The organisation said that colonel had responded: “You see the Arabs around you in the Gulf states, which claim to be religious Muslims, have not sent us anything but terrorists. But you who follow Christ send love and peace and goodness to people every day.”

It quoted the team’s director as saying that after they’d subsequently had a long talk with the colonel about Christ, “he bowed and prayed, asking Christ into his life”. “And he said, ‘Today I am the happiest person – I’ve had the privilege of making this decision’, and he received a copy of the Bible.”

The aid group says their team’s experience with the colonel, whose name was withheld for security reasons, is not uncommon and that in refuge cities like Erbil – where people displaced from their homes by IS have sought shelter – “people are turning to Christ at a stunning pace”.

The team’s director said tent churches were springing up in the makeshift camps, adding that while, under normal circumstances, mission strategies focus on how to proclaim Christ effectively, the challenge now is keeping pace with the number who would receive Him.

“The greatest challenge in the ministry right now is not whether these people will accept Christ or not,” he said. “In all our travel to deliver the aid and preach God’s Word, we did not find anyone opposed to or rejecting our message.

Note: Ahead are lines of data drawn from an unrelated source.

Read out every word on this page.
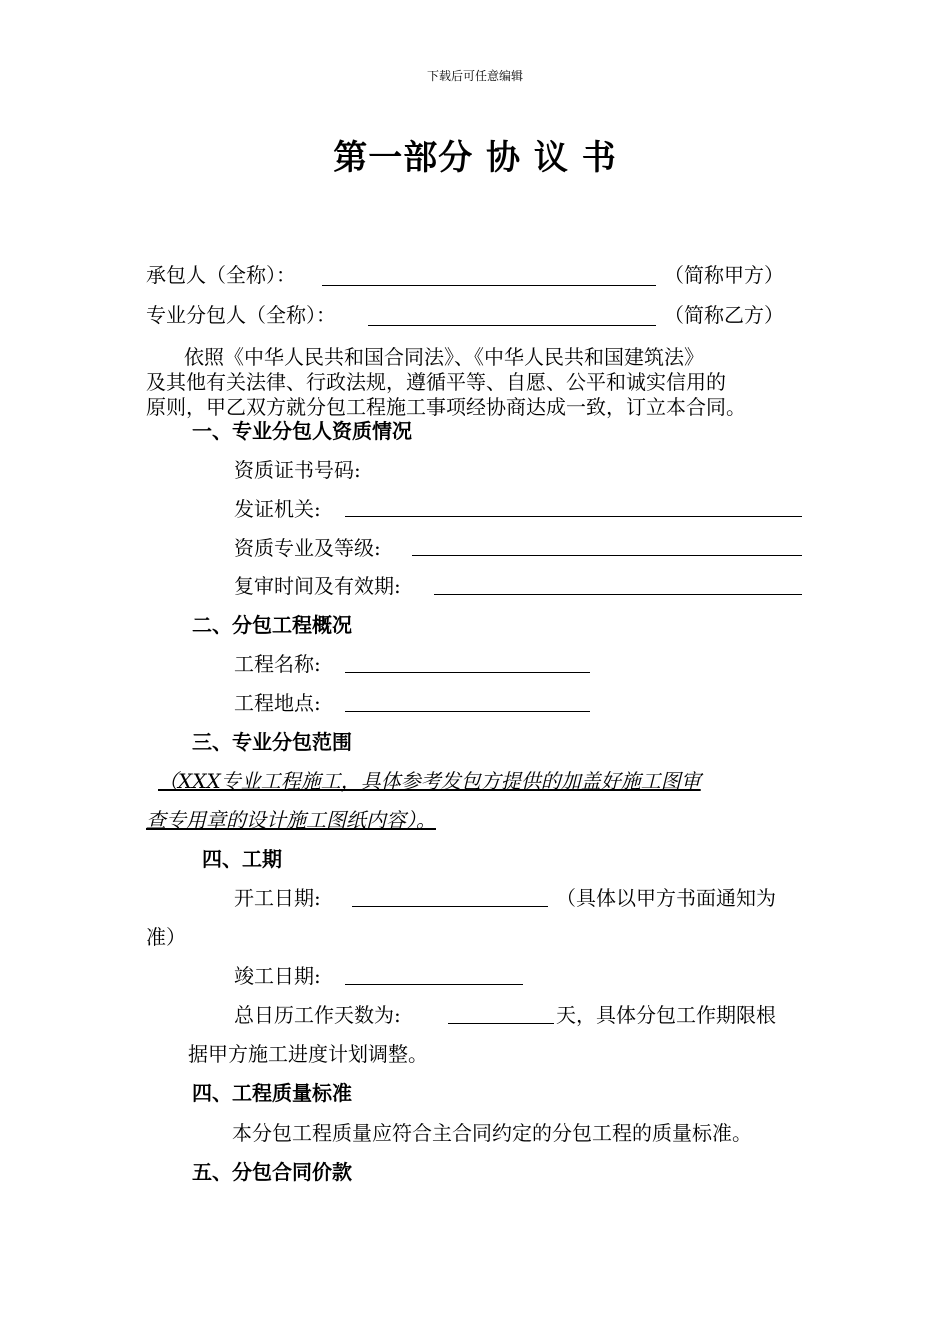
下载后可任意编辑
第一部分 协 议 书
承包人（全称）：	（简称甲方）
专业分包人（全称）：	（简称乙方）
依照《中华人民共和国合同法》、《中华人民共和国建筑法》
及其他有关法律、行政法规，遵循平等、自愿、公平和诚实信用的
原则，甲乙双方就分包工程施工事项经协商达成一致，订立本合同。
一、专业分包人资质情况
资质证书号码:
发证机关:
资质专业及等级:
复审时间及有效期:
二、分包工程概况
工程名称:
工程地点:
三、专业分包范围
（XXX专业工程施工，具体参考发包方提供的加盖好施工图审
查专用章的设计施工图纸内容）。
四、工期
开工日期:	（具体以甲方书面通知为
准）
竣工日期:
总日历工作天数为:	天，具体分包工作期限根
据甲方施工进度计划调整。
四、工程质量标准
本分包工程质量应符合主合同约定的分包工程的质量标准。
五、分包合同价款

The challenge is how and when we will reach all those people with the message of salvation in the squares, sidewalks, roads, inside the tents and out, and everywhere.”

Christian Aid Mission have said that as a result of the openness of people to the Gospel, some church leaders and ministry workers have chosen to remain in Iraq despite the risks.

“I think of workers who stayed behind in Mosul and the surrounding areas because there are so many who are receptive to the Gospel,” said the organisation’s Middle East director, also unnamed for security reasons. “They are willing to risk being in an area under the rule of ISIS for the privilege of more and more fruit for Christ.”

“I respected them before the Arab Spring because they were serving in Islamic areas, but now they are serving more and maturing even more,” he said. ”We need to intercede for these workers. They are all always in danger. They need God’s power to show His love to the thousands of helpless people.”

Meanwhile, Canon Andrew White – better known as the “Vicar of Baghdad” – reportedly told the congregation at the Life Center Church in Tacoma, in the US state of Washington, last Sunday that Iraq’sChristian community has been left “a million times worse” than it was under ousted dictator Saddam Hussein thanks to the persecution now being seen there.

“I think it could be one of the worst persecutions of Christians in history…” he was quoted as saying by The News Tribune. “Everything that was central to us as Christians is gone.”

The newspaper reported that Canon White, who has been forbidden by the Anglican Church from returning to Baghdad where he is the vicar of St George’s Church, blamed the plight of Iraqi Christians on the withdrawal of US forces from Iraq.

“The reason we had this tragedy now is because you came in and you left us too soon,” he was quoted as saying. “We weren’t ready to be left…The terrible thing that the Americans have to realise is that all the intervention, everything they tried to do has been totally wasted. Nothing has been achieved.”